Acute myeloid leukemia (AML) is the second most common leukemia in children. Unlike acute lymphoblastic leukemia, for which therapy cures more than 80 percent of patients, AML is very difficult to treat: only about 50 percent of children survive long-term despite the use of very potent chemotherapy. One of the challenges in studying AML and cancers in general is that we do not understand very well why some cancer cells escape the toxic effects of chemotherapy.

We have undertaken a systematic strategy to understand this phenomenon better, utilizing cutting edge molecular biology techniques and computational analyses to Identify, Confirm and Validate proteins which are Functionally Active during Cancer Treatment (FACTs).

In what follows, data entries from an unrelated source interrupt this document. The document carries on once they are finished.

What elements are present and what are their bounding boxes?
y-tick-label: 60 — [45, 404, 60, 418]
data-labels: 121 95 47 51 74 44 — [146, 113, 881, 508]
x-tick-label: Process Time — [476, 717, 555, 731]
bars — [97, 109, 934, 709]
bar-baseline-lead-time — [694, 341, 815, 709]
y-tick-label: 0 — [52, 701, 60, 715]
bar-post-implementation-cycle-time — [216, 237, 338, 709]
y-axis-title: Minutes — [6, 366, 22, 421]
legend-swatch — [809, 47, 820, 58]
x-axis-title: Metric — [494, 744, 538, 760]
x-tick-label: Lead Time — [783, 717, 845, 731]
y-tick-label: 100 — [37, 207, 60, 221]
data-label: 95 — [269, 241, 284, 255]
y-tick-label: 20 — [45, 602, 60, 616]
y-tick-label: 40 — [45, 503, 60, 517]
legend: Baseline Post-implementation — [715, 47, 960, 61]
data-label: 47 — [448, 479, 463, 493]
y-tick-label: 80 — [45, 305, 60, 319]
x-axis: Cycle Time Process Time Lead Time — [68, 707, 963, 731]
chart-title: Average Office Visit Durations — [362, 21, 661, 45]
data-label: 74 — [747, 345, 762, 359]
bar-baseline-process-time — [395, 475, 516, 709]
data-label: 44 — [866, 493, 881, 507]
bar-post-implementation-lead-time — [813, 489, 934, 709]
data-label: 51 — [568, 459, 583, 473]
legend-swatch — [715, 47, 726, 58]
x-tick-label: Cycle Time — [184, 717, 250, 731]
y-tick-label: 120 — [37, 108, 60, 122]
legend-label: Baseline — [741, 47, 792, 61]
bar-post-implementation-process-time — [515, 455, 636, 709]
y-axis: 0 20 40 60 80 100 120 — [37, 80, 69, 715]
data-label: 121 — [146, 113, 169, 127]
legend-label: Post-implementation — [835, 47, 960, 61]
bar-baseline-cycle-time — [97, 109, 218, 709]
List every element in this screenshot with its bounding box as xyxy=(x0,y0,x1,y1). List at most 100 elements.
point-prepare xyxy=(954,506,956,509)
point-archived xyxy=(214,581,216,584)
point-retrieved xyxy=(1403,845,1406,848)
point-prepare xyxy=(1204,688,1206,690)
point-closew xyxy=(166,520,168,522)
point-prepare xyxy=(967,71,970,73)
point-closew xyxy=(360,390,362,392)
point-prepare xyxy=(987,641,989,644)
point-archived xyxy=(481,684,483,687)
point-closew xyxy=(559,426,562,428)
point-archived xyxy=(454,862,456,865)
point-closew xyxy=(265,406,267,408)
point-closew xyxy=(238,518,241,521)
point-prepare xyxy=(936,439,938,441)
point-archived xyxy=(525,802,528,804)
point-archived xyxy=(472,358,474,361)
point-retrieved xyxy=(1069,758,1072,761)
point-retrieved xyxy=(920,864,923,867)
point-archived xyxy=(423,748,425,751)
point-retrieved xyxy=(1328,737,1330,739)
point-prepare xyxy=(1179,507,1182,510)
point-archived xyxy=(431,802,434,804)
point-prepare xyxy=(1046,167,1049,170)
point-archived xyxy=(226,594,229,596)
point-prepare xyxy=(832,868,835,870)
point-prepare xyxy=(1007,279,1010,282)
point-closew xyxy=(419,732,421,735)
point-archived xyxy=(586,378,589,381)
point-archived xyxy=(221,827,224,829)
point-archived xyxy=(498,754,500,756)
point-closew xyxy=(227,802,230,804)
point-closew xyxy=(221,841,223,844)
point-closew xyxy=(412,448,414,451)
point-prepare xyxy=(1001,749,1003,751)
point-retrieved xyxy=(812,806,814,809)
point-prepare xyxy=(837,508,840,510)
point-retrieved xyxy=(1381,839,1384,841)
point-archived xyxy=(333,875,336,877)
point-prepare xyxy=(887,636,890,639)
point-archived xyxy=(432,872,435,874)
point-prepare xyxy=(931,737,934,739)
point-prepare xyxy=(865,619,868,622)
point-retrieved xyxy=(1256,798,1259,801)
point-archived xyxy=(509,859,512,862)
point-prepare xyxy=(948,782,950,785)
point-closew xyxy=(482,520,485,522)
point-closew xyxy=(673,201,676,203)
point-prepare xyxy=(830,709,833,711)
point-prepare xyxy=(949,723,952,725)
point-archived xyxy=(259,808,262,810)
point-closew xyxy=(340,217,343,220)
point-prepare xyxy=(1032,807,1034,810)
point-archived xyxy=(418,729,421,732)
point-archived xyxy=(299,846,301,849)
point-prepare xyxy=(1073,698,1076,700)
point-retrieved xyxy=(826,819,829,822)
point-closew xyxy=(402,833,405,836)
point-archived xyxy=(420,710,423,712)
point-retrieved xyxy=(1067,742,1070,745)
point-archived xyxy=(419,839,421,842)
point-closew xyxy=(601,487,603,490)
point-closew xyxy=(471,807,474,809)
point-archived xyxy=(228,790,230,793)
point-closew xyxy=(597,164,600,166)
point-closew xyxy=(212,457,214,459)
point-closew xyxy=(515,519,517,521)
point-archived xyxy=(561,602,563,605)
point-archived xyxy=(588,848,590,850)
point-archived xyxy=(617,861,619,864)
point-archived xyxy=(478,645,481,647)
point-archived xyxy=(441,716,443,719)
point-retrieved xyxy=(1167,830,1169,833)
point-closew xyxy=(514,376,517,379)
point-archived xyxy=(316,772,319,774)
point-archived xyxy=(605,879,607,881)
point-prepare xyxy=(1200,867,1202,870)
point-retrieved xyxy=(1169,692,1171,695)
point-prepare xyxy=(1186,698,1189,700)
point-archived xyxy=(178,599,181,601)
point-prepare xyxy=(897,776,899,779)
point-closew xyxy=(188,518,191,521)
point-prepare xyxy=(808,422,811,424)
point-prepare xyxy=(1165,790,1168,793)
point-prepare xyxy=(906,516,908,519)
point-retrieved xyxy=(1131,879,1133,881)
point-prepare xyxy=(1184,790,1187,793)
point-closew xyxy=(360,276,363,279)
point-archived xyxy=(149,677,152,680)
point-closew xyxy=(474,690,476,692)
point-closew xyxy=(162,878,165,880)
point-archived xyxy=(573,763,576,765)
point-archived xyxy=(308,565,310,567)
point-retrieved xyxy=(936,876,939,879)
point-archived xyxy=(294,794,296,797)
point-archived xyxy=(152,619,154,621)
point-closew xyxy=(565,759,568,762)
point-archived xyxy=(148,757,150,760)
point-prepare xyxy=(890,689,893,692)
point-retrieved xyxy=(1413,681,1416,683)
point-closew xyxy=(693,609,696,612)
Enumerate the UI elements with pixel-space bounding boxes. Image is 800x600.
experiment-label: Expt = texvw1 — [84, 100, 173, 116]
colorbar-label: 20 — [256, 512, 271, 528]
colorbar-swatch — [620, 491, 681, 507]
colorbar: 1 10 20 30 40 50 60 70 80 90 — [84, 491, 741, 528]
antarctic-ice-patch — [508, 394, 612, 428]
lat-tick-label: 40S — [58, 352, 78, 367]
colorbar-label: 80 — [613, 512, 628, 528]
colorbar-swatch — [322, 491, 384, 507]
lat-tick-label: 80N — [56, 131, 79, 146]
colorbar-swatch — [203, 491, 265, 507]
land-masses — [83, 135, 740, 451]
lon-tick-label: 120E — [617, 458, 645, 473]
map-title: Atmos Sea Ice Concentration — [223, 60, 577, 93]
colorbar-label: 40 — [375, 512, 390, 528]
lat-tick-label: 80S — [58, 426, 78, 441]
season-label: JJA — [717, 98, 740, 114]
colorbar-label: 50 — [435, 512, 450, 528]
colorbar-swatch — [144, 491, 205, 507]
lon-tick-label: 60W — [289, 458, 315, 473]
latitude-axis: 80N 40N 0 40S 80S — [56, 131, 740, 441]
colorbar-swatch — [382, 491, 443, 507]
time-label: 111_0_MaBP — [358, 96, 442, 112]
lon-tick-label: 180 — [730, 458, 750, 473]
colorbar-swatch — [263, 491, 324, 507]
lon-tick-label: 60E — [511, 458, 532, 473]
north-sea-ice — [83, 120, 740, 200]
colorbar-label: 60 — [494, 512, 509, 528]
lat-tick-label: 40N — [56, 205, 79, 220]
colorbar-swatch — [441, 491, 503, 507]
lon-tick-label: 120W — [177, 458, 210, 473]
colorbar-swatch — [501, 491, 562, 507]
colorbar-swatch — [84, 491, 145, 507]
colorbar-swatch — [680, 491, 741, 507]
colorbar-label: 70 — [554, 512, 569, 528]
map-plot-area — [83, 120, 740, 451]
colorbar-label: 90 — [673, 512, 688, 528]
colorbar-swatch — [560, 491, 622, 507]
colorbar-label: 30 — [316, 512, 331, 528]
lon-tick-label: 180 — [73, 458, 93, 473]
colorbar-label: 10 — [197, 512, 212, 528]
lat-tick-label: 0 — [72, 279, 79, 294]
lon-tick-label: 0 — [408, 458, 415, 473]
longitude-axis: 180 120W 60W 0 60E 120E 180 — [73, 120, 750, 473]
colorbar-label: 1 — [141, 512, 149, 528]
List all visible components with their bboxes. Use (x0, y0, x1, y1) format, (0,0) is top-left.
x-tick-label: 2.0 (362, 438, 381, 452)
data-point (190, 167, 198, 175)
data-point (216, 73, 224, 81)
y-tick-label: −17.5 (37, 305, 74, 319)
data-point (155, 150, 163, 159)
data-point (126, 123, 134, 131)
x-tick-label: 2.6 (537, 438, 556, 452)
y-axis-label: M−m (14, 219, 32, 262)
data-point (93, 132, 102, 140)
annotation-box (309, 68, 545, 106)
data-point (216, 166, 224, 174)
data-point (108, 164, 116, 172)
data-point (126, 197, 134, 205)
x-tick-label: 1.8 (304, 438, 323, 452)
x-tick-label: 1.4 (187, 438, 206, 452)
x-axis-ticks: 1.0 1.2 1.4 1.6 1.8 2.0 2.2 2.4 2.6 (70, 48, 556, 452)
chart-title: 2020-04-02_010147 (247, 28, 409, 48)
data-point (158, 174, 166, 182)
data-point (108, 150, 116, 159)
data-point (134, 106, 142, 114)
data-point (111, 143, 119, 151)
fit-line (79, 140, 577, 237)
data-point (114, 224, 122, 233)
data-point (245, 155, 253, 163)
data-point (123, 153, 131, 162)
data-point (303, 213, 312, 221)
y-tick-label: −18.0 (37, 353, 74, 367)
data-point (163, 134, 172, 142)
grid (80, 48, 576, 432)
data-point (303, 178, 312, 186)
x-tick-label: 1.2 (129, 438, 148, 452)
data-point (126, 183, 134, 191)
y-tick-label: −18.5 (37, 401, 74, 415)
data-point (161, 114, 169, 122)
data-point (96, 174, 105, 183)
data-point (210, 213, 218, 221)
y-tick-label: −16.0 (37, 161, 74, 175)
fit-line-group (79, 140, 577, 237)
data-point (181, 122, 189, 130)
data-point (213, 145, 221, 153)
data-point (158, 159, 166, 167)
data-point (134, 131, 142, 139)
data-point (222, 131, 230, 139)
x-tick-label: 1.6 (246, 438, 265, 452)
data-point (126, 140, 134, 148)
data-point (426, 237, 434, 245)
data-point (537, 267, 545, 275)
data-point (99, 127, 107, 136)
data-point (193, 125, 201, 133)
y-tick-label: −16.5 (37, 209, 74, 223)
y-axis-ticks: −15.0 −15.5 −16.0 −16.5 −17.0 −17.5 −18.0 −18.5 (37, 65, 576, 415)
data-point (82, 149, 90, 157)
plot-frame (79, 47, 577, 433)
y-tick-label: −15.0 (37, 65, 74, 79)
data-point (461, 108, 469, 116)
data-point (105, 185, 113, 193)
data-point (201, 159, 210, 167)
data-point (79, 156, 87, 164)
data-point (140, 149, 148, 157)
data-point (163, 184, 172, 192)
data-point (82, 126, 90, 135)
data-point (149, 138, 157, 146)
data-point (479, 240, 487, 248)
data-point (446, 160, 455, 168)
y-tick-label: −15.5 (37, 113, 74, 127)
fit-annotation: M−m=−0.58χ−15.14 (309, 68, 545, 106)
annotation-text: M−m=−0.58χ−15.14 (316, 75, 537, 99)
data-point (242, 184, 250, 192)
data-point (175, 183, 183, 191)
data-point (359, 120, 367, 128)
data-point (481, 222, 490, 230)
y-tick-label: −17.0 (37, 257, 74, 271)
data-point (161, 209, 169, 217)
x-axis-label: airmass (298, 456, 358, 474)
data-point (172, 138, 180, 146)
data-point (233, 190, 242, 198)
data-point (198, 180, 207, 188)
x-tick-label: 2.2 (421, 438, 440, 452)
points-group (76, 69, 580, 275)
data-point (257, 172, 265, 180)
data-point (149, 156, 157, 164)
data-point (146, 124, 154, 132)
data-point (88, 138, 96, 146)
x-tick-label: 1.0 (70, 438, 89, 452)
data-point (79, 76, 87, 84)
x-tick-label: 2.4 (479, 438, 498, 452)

During preliminary work, Dr. Porter looked for genes that make ARA-C, a commonly used chemotherapy, better at killing cells. Discovering a gene called WEE1, during a second experiment Dr. Porter confirmed that the gene is a FACT in AML cells treated with ARA-C. There is a new drug that inhibits WEE1, and Dr. Porter now aims to hypothesize that WEE1 plays a critical role in AML cell survival in the presence of ARA-C, and will further explore the role of WEE1 in treating AML.